What is your favorite part about performing?
My favorite part about performing is connecting with the people listening. Seeing people dancing and singing along is the best part of playing out. Meeting new people and making lifelong friends is an added bonus!
Do you write your own songs? And did you write, “Vamonos”?
I do write my own songs. I have been working very hard at writing these days, as it is not a skill that comes easily to me. I make a point to spend some time writing lines every day. Only a small portion of those actually make it into a song. I also enjoy writing with other artists. Working with another person opens up a whole new realm of ideas. The song Vámonos was co-written by me and amazing local musician named Keith Pulvermacher.
Would you ever transition or experiment with another genre of music? Why or why not?

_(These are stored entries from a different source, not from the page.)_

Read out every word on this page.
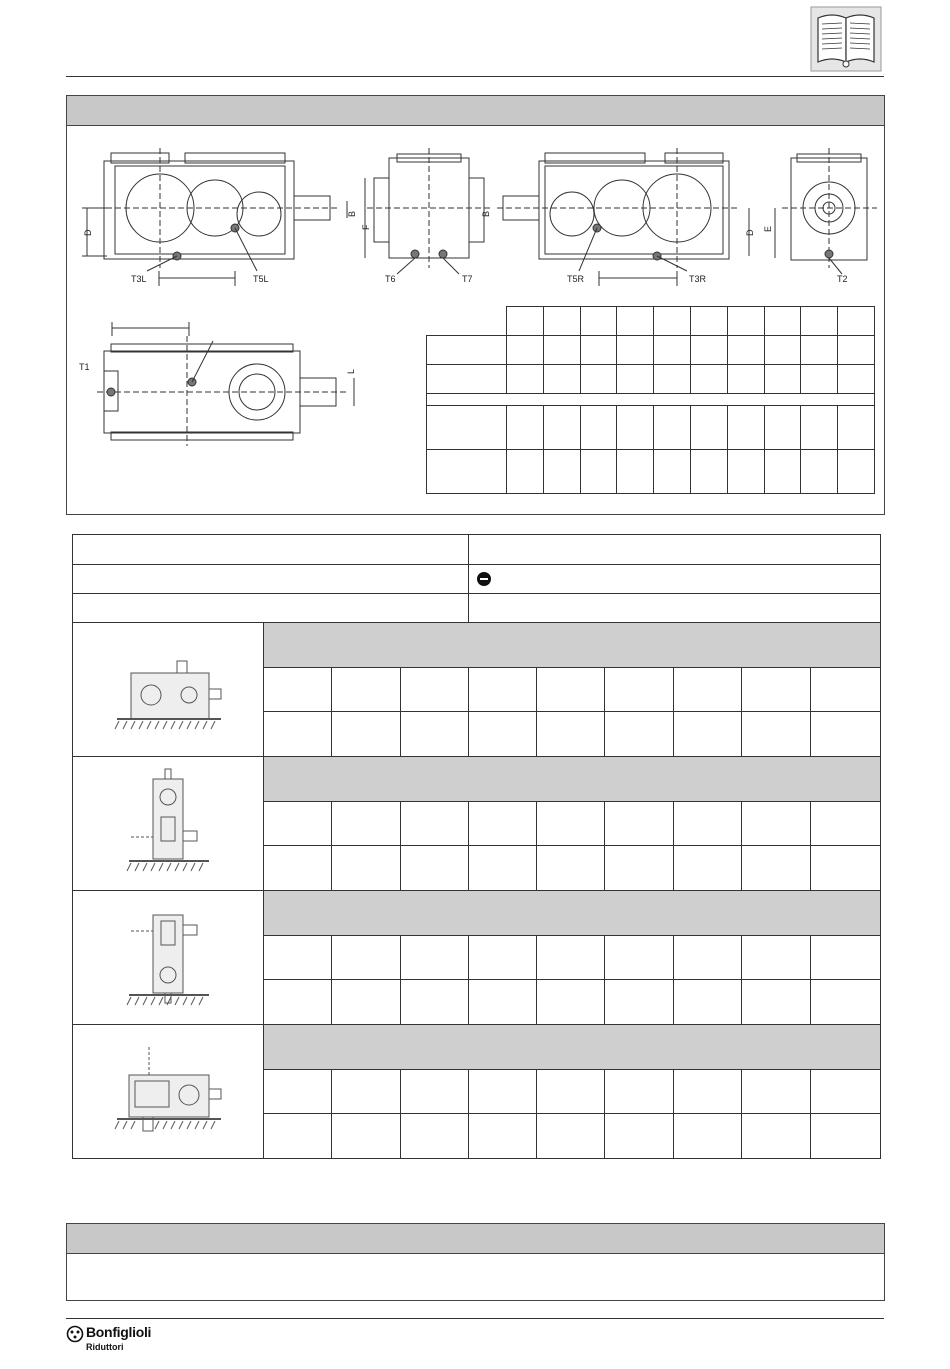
T3L	T5L	T6	T7	T5R	T3R	T2
T1
D
B
F
B
D
E
L

Bonfiglioli
Riduttori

These genres speak to me in a way that other types of music never have. Playing in cover bands, I often play various Rock/Pop songs, but my heart will always be with Country and Tejano music. That being said, there is no doubt that a lot of modern country- including my own album- takes cues from today’s Pop music. Genres will always blend with one another. That is something that makes music so special, there is no rule book, and style is subjective and fluid.